Biological Psychiatry | 1996
Dan A. Oren; Alytia A. Levendosky; Siegfried Kasper; Connie C. Duncan; Norman E. Rosenthal
To determine whether circadian profiles of various plasma hormones are abnormal in patients with winter seasonal affective disorder (SAD), we obtained 24-hour profiles of plasma cortisol, prolactin, and thyrotropin in subsets of a sample of 22 depressed patients with SAD on and off light therapy and in subsets of a sample of 24 normal controls. Cortisol levels did not differ between patients and controls, and levels in patients were not affected by light therapy. Prolactin levels were lower in patients than in controls throughout the day (p < 0.03) but were unaffected by light therapy. Independent of patient vs. control status, prolactin levels were higher in women than in men throughout the day (p < 0.003). Thyrotropin levels were no different in patients and controls, but levels in patients were lower following light therapy (p < 0.05).

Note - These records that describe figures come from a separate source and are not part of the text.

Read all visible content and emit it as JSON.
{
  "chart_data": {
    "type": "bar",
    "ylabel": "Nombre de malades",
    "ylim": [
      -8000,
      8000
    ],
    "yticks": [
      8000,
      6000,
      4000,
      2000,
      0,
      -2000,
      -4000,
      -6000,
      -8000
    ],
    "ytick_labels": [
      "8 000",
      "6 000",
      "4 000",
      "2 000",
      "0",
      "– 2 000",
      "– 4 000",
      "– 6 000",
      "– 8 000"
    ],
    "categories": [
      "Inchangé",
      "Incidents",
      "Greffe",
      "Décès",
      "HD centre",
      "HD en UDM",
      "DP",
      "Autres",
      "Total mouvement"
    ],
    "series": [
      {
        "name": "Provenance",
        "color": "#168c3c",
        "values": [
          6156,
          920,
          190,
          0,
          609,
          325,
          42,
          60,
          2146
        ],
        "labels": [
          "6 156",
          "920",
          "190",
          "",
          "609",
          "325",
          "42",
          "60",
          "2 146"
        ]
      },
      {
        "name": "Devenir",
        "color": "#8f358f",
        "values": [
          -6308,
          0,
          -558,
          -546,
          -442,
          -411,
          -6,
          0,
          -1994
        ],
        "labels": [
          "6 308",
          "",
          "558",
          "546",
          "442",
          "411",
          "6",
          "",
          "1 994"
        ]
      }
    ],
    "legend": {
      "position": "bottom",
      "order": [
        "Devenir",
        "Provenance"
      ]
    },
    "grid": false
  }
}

Psychiatry Research-neuroimaging | 1993
Russell T. Joffe; Douglas E. Moul; Raymond W. Lam; Anthony J. Levitt; Martin H. Teicher; Breck Lebegue; Dan A. Oren; Alan Buchanan; Carol A. Glod; Megan G. Murray; Joanne Brown; Paul J. Schwartz
The effectiveness of light therapy in seasonal affective disorder (SAD) was evaluated in 105 subjects across five centers. Three intensities of light (60 lux, 600 lux, and 3500 lux) were used in a 2-week randomized, parallel design. There was no significant difference in antidepressant efficacy of the three intensities of light. All three intensities produced a similar frequency of antidepressant response to each other and to that reported in previous studies. There were site differences in the severity of depression during light treatment, but diagnosis and medication status did not affect antidepressant response. These findings suggest that light therapy has an antidepressant action by a nonspecific effect or that light is biologically active in the treatment of SAD across a wide range of intensities.